Também estiveram em discussão as sobreposições entre Reservas, as perspectivas para o novo Marco do Programa MAB e a implementação do Plano de Ação Estratégico de Hangzhou 2026–2035. Os integrantes da COBRAMAB participaram de uma atividade em grupos para identificar prioridades e possíveis encaminhamentos para o fortalecimento da atuação das Reservas da Biosfera no país, considerando as diretrizes do Programa MAB e da Agenda de Hangzhou.
Reservas brasileiras compartilham experiências
A programação incluiu ainda apresentações das sete Reservas da Biosfera brasileiras, com relatos sobre iniciativas, avanços, desafios e perspectivas de cada território. O momento permitiu evidenciar a diversidade de contextos em que o Programa MAB está presente no país e a importância da cooperação entre as Reservas.
A Rede Brasileira de Jovens das Reservas da Biosfera também apresentou suas atividades e perspectivas, reforçando a participação da juventude nas discussões sobre o futuro do Programa MAB no Brasil. Entre os demais assuntos da pauta estiveram a revisão da Reserva da Biosfera da Caatinga, a atualização da proposta da Reserva da Biosfera Marinha Vitória-Trindade, as discussões sobre sobreposições e zoneamentos e a proposta de reconhecimento da Reserva da Biosfera da Chapada Diamantina.

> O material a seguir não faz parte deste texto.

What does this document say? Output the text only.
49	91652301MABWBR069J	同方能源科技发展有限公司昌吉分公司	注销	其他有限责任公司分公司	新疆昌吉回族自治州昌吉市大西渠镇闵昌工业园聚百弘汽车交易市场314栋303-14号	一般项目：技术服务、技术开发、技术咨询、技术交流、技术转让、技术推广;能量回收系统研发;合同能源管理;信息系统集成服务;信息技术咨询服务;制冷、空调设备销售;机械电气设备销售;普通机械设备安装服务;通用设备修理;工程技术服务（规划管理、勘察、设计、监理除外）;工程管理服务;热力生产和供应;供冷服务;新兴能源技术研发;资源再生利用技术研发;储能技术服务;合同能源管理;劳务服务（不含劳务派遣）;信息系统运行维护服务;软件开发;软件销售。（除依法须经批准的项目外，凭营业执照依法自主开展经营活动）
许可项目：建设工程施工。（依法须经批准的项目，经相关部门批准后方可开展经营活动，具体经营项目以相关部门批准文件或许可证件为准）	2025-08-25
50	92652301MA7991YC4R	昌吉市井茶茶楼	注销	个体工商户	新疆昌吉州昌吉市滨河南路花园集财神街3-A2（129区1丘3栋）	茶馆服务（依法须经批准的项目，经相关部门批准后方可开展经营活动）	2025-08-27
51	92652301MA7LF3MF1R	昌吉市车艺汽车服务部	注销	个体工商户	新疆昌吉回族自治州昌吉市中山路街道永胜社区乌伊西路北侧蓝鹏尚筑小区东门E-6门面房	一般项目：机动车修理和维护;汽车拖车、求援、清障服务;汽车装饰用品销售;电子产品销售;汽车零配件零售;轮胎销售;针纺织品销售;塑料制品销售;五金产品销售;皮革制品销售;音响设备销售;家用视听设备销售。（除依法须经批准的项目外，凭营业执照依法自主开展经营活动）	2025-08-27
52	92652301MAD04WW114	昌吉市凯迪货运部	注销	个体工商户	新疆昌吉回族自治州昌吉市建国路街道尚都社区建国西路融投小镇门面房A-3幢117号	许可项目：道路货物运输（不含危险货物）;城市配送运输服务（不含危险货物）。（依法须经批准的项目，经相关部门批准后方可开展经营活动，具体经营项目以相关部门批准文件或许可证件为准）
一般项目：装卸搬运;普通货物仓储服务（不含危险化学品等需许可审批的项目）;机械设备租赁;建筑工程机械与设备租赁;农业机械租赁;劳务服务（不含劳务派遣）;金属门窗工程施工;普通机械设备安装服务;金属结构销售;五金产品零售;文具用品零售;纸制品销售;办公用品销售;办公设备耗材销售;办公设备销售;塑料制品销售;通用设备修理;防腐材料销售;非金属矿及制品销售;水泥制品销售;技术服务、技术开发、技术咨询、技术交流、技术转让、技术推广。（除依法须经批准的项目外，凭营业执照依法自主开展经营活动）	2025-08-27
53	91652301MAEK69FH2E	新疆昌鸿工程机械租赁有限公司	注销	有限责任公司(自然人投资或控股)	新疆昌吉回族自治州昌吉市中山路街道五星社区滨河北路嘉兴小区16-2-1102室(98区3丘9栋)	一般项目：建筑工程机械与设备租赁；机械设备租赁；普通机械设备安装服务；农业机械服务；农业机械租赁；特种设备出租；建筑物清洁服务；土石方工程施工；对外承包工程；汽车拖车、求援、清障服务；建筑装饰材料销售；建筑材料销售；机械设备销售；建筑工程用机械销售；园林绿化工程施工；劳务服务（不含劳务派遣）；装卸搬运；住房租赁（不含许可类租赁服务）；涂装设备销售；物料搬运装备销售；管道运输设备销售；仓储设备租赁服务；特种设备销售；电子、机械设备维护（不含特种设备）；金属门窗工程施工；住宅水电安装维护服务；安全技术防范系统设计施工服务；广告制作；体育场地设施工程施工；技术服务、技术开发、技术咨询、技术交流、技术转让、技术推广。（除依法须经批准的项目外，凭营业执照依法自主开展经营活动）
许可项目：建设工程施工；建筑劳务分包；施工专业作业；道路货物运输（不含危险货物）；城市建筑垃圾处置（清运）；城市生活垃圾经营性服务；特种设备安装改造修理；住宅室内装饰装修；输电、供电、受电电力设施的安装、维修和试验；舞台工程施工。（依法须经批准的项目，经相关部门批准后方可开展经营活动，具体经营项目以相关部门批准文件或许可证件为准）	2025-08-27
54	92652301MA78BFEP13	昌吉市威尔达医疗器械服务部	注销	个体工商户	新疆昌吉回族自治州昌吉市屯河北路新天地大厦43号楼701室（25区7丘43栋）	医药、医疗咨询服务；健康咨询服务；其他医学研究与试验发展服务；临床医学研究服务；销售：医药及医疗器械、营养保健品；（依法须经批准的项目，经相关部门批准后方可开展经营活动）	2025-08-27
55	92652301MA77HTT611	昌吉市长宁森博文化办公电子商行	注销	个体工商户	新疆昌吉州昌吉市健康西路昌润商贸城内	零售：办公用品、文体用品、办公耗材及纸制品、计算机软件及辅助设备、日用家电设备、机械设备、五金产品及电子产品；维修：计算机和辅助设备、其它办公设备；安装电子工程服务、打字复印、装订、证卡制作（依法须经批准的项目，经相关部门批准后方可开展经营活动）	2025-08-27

Sobre a Chapada Diamantina, os participantes discutiram os argumentos favoráveis e desfavoráveis ao encaminhamento da proposta à UNESCO, além das premissas e condições a serem consideradas no processo. Também foram apresentadas informações sobre a nova plataforma da UNESCO para submissão de propostas e sobre a recém-aprovada Cátedra UNESCO BeOne.

Memória e reconhecimento
A reunião também teve um momento de homenagem a pessoas que contribuíram para a defesa do meio ambiente e das comunidades e que faleceram recentemente. Foram lembrados Carolina Joana da Silva, coordenadora da Reserva da Biosfera do Pantanal; Carlos Monforte, pioneiro do jornalismo brasileiro e pai de Sérgio Monforte, representante da UNESCO na COBRAMAB; e Francisco Carlos Borges de Souza, conhecido como Seu Peba, liderança comunitária e ambiental que atuou na defesa de comunidades rurais e ribeirinhas da Amazônia.
A participação da RBMA na reunião contribuiu para ampliar o diálogo sobre a atuação das Reservas da Biosfera no Brasil e sobre estratégias de cooperação para os próximos anos. As discussões também reforçaram a perspectiva de que esses territórios podem conectar conservação da biodiversidade, ciência, educação, participação social e políticas públicas na implementação das agendas de sustentabilidade.